Caracas, Venezuela – O balanço oficial de mortes causadas pelos dois terremotos que atingiram a Venezuela na quarta-feira, 24 de julho, saltou para 920. O anúncio foi feito nesta sexta-feira, dia 26, pelo presidente da Assembleia Nacional, Jorge Rodríguez, durante um pronunciamento em rede nacional. A tragédia, que deixou um rastro de destruição em Caracas e em estados como La Guaira, Aragua, Miranda, Carabobo, Falcón e Yaracuy, também contabiliza 3.360 feridos, enquanto 172 pessoas seguem aguardando resgate sob as estruturas colapsadas.

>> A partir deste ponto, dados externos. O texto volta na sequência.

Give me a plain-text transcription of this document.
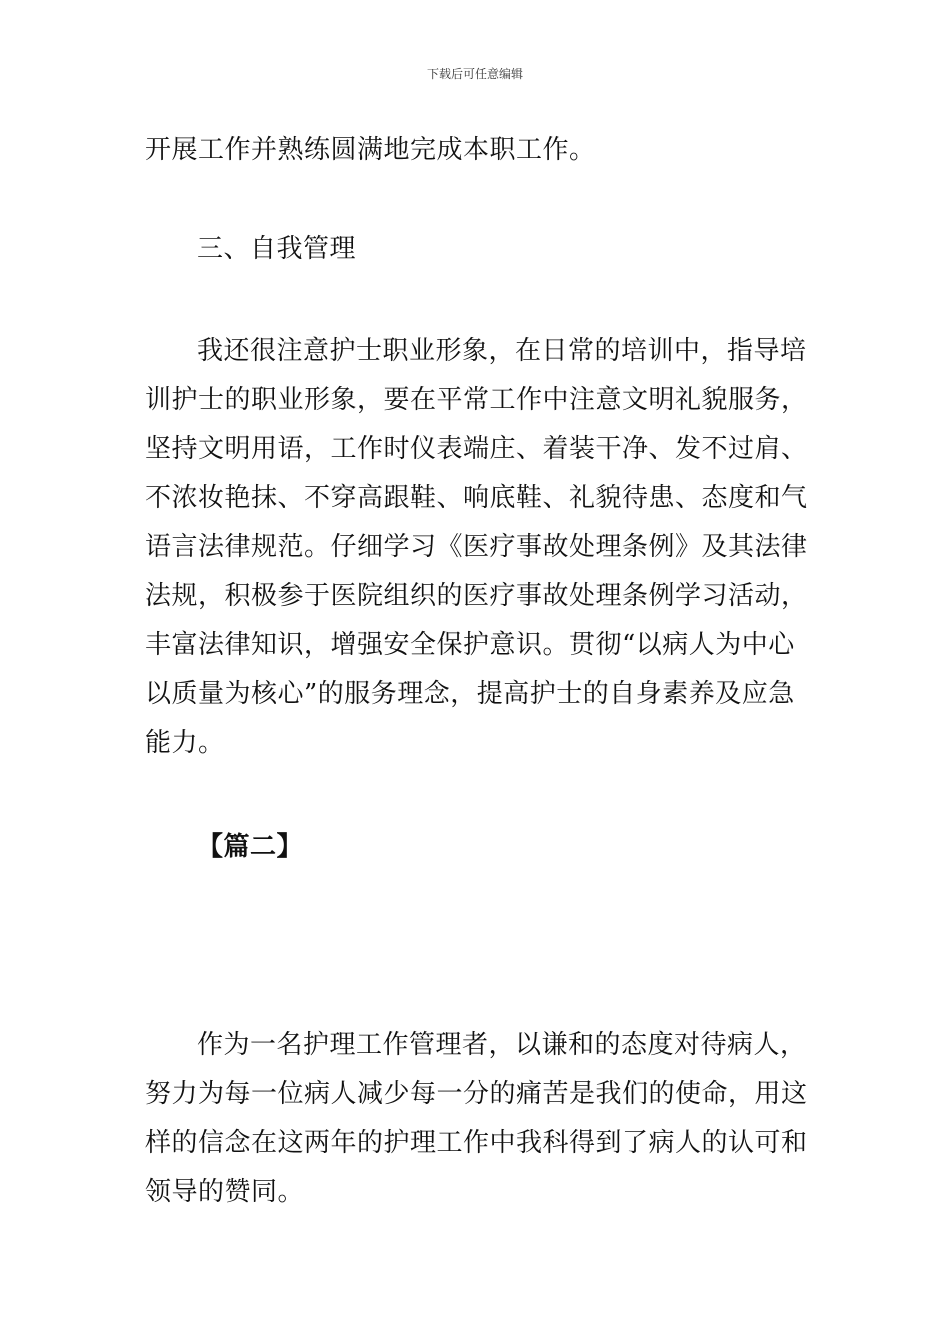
下载后可任意编辑

开展工作并熟练圆满地完成本职工作。

三、自我管理

我还很注意护士职业形象，在日常的培训中，指导培

训护士的职业形象，要在平常工作中注意文明礼貌服务，

坚持文明用语，工作时仪表端庄、着装干净、发不过肩、

不浓妆艳抹、不穿高跟鞋、响底鞋、礼貌待患、态度和气

语言法律规范。仔细学习《医疗事故处理条例》及其法律

法规，积极参于医院组织的医疗事故处理条例学习活动，

丰富法律知识，增强安全保护意识。贯彻“以病人为中心

以质量为核心”的服务理念，提高护士的自身素养及应急

能力。

【篇二】

作为一名护理工作管理者，以谦和的态度对待病人，

努力为每一位病人减少每一分的痛苦是我们的使命，用这

样的信念在这两年的护理工作中我科得到了病人的认可和

领导的赞同。
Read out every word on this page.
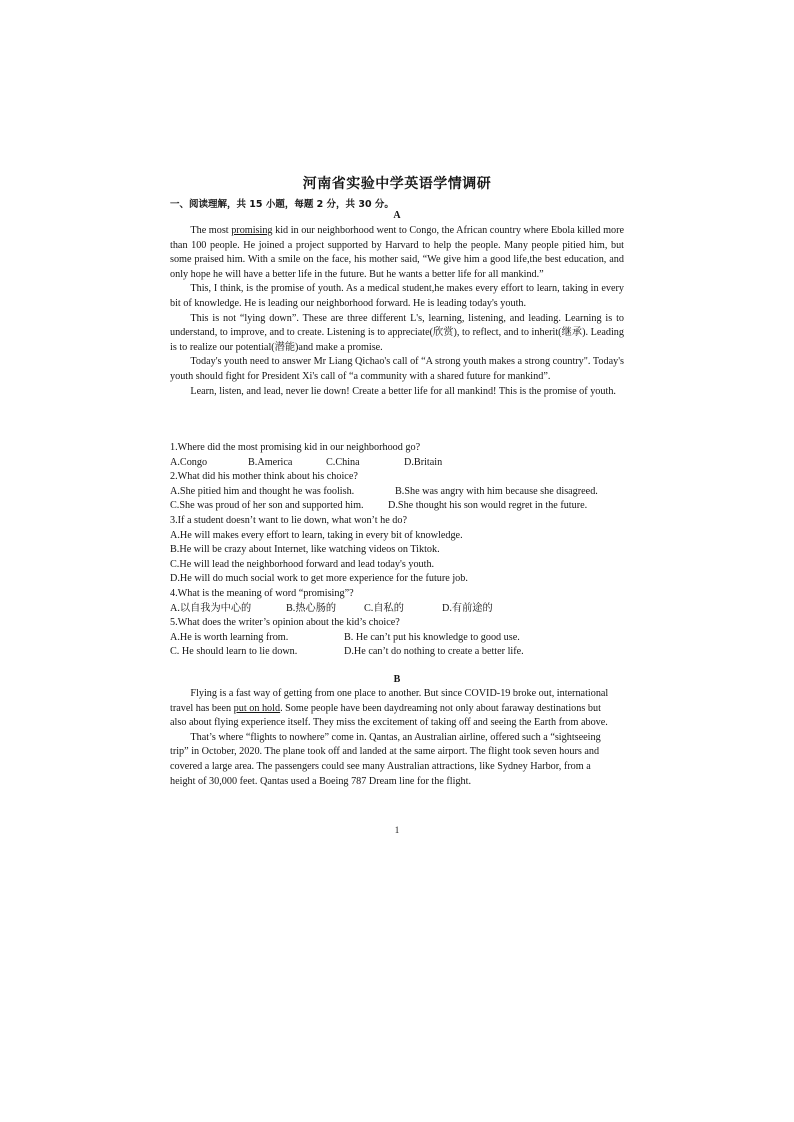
河南省实验中学英语学情调研
一、阅读理解，共 15 小题，每题 2 分，共 30 分。
A

The most promising kid in our neighborhood went to Congo, the African country where Ebola killed more than 100 people. He joined a project supported by Harvard to help the people. Many people pitied him, but some praised him. With a smile on the face, his mother said, “We give him a good life,the best education, and only hope he will have a better life in the future. But he wants a better life for all mankind.”

This, I think, is the promise of youth. As a medical student,he makes every effort to learn, taking in every bit of knowledge. He is leading our neighborhood forward. He is leading today's youth.

This is not “lying down”. These are three different L's, learning, listening, and leading. Learning is to understand, to improve, and to create. Listening is to appreciate(欣赏), to reflect, and to inherit(继承). Leading is to realize our potential(潜能)and make a promise.

Today's youth need to answer Mr Liang Qichao's call of “A strong youth makes a strong country". Today's youth should fight for President Xi's call of “a community with a shared future for mankind”.

Learn, listen, and lead, never lie down! Create a better life for all mankind! This is the promise of youth.

1.Where did the most promising kid in our neighborhood go?

A.Congo	B.America	C.China	D.Britain

2.What did his mother think about his choice?

A.She pitied him and thought he was foolish.	B.She was angry with him because she disagreed.

C.She was proud of her son and supported him.	D.She thought his son would regret in the future.

3.If a student doesn’t want to lie down, what won’t he do?

A.He will makes every effort to learn, taking in every bit of knowledge.

B.He will be crazy about Internet, like watching videos on Tiktok.

C.He will lead the neighborhood forward and lead today's youth.

D.He will do much social work to get more experience for the future job.

4.What is the meaning of word “promising”?

A.以自我为中心的	B.热心肠的	C.自私的	D.有前途的

5.What does the writer’s opinion about the kid’s choice?

A.He is worth learning from.	B. He can’t put his knowledge to good use.

C. He should learn to lie down.	D.He can’t do nothing to create a better life.

B

Flying is a fast way of getting from one place to another. But since COVID-19 broke out, international travel has been put on hold. Some people have been daydreaming not only about faraway destinations but also about flying experience itself. They miss the excitement of taking off and seeing the Earth from above.

That’s where “flights to nowhere” come in. Qantas, an Australian airline, offered such a “sightseeing trip” in October, 2020. The plane took off and landed at the same airport. The flight took seven hours and covered a large area. The passengers could see many Australian attractions, like Sydney Harbor, from a height of 30,000 feet. Qantas used a Boeing 787 Dream line for the flight.

1
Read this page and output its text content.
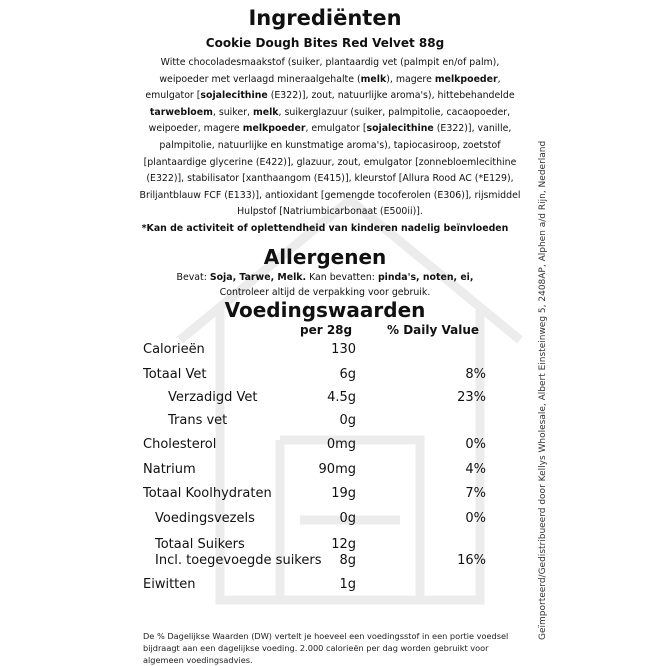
Ingrediënten
Cookie Dough Bites Red Velvet 88g
Witte chocoladesmaakstof (suiker, plantaardig vet (palmpit en/of palm), weipoeder met verlaagd mineraalgehalte (melk), magere melkpoeder, emulgator [sojalecithine (E322)], zout, natuurlijke aroma's), hittebehandelde tarwebloem, suiker, melk, suikerglazuur (suiker, palmpitolie, cacaopoeder, weipoeder, magere melkpoeder, emulgator [sojalecithine (E322)], vanille, palmpitolie, natuurlijke en kunstmatige aroma's), tapiocasiroop, zoetstof [plantaardige glycerine (E422)], glazuur, zout, emulgator [zonnebloemlecithine (E322)], stabilisator [xanthaangom (E415)], kleurstof [Allura Rood AC (*E129), Briljantblauw FCF (E133)], antioxidant [gemengde tocoferolen (E306)], rijsmiddel Hulpstof [Natriumbicarbonaat (E500ii)].
*Kan de activiteit of oplettendheid van kinderen nadelig beïnvloeden
Allergenen
Bevat: Soja, Tarwe, Melk. Kan bevatten: pinda's, noten, ei,
Controleer altijd de verpakking voor gebruik.
Voedingswaarden
per 28g	% Daily Value
Calorieën	130
Totaal Vet	6g	8%
Verzadigd Vet	4.5g	23%
Trans vet	0g
Cholesterol	0mg	0%
Natrium	90mg	4%
Totaal Koolhydraten	19g	7%
Voedingsvezels	0g	0%
Totaal Suikers	12g
Incl. toegevoegde suikers	8g	16%
Eiwitten	1g
De % Dagelijkse Waarden (DW) vertelt je hoeveel een voedingsstof in een portie voedsel bijdraagt aan een dagelijkse voeding. 2.000 calorieën per dag worden gebruikt voor algemeen voedingsadvies.
Geïmporteerd/Gedistribueerd door Kellys Wholesale, Albert Einsteinweg 5, 2408AP, Alphen a/d Rijn, Nederland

O cenário é de crise profunda. Além das mortes e ferimentos, o tremor forçou o desalojamento de mais de 4.000 pessoas. O Serviço Geológico dos Estados Unidos emitiu um alerta severo: o potencial de fatalidades pode ultrapassar a marca de 10.000, o que elevaria o evento geológico a um dos mais letais da história recente da América Latina. Desde o choque inicial, a terra não parou de tremer, com o registro de 302 réplicas sísmicas que complicam a estabilidade das edificações comprometidas.
A situação é crítica em cidades litorâneas. La Guaira foi severamente castigada, perdendo cerca de 100 edifícios que foram reduzidos a escombros. No complexo habitacional Hugo Chávez, o desespero se traduz em relatos como o de Jennifer Palacios, de 25 anos. Ela perdeu o filho de 6 anos e outros cinco parentes após os prédios ruírem. Sentada à beira dos destroços, Palacios descreveu uma cena onde a própria comunidade liderou os primeiros salvamentos, suprindo a carência de maquinário pesado para içar as pesadas lajes de concreto.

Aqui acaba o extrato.